Ian Tornay paints lush, green landscapes in rural northeastern Pennsylvania and in the Northeast Kingdom of Vermont. In views of farms and rivers, Tornay paints with energetic brushwork that leads from foreground to sky in uninterrupted rhythms. He focuses our attention on the connections and fluid interplay of the elements: clouds, trees, fields and farm buildings.

For this show, his sixth at the Bowery Gallery, Tornay also presents a series of still lives. In these works, he contemplates the symbolism of each object and the different realms they belong to. Domestic objects, tools and pure geometric elements share the tabletop stage surrounded by dark, theatrical backgrounds. In these elemental compositions, he draws contrasts between permanence and decay, opacity and transparency, organic and man made objects.
Tornay also includes relief sculptures carved in wood. Each piece is carved from a single piece of wood that has been cut apart and rearranged. The jigsaw puzzle arrangements emphasize the connectedness of different objects with each other and with their tabletop environments.
Originally from New York, Ian Tornay lives in Philadelphia and teaches art and interior design at the Delaware College of Art and Design in Wilmington, DE. He was educated as an architect at the Cooper Union, NYC before receiving an MFA in painting from Queens College, NYC. His work has been reviewed in the Philadelphia Inquirer and in The New Republic.
Gallery hours are Tuesday through Saturday, 11 am to 6 pm. Please contact the gallery for more information or tornayian@gmail.com




Sunday, March 13, 2011

iPad Project 3-13-11





The River




9" x 12", oil on panel

Just in case you were missing the hard-core dots...
I like the different ways of looking at this - the sensation of falling, rising, a field (area), strata, aerial, the blue melding in with the green in planes. Concepts relating to possible readings include levels of social position and individuals within larger society, strata of meaning, and parallel layers of geological deposits. You can just take it and run with it.

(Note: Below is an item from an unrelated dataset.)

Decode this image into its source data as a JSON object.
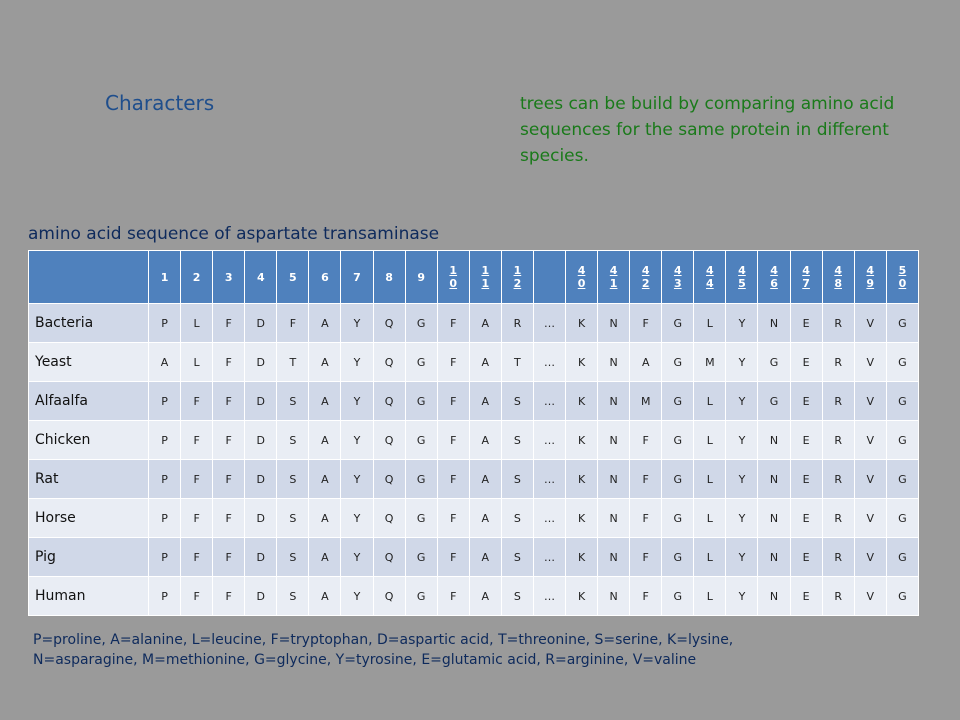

I recently viewed an excellent interview with painter Philip Guston on YouTube made by the National Gallery of Art in Washington D.C. A statement he made regarding the generation of ideas as multiple pathways resonates with me not only in painting but especially with my current iPad Project:

"Nothing is ever solved in painting; it's a continuous chain that sometimes doesn't go in one line, goes in a serpentine line or in crooked paths, detours which have to be investigated. I felt like an explorer who almost got to the top of Mount Everest and somehow stopped just short and remembered and thought 'maybe I forgot some gear, forgot some equipment' but in going down to recover this equipment I took side paths that looked exciting, full of possibilities."

Here's to going off the path which is maybe the right path.



Sunday, March 06, 2011

iPad Project 3-6-11





Over the House and Home Together



both 12" x 9" oil on panel

Over the House is inspired by the current housing crisis in the U.S. A stormy tree hangs over a diminished house like a black cloud, compressing it as do the flanking trees. A blue sky and reflecting sunlight provide sanctity.

Home Together depicts two houses side-by-side, quietly radiating their own colors, touching like people cuddling on a couch. It is about sharing a journey (a road), a relationship, a home together while retaining individuality.

Rembrandt had his own financial crisis. He is made more real to us when we learn he had creditors after him* and he subsequently tried to sign as much of his wealth as possible over to his son, Titus, before it was seized. Rembrandt's experiences correlate with today's short sales and foreclosures. All his property was sold and his house went on the auction block. A shoemaker and a silk seller bought it, dividing it in half by knocking down the gallery Rembrandt built. This happened in 1658, the same year he painted his weighty and so human self-portrait in the Frick Collection.* Go see it and the exhibition “Rembrandt and His School: Masterworks from the Frick and Lugt Collections” , on view through May 15, 1 East 70th Street, Manhattan, (212) 288-0700, frick.org.

*Holland Cotter NY Times , 2009 Rembrandt article.
**Information gathered from Rembrandt's Eyes, by Simon Schama.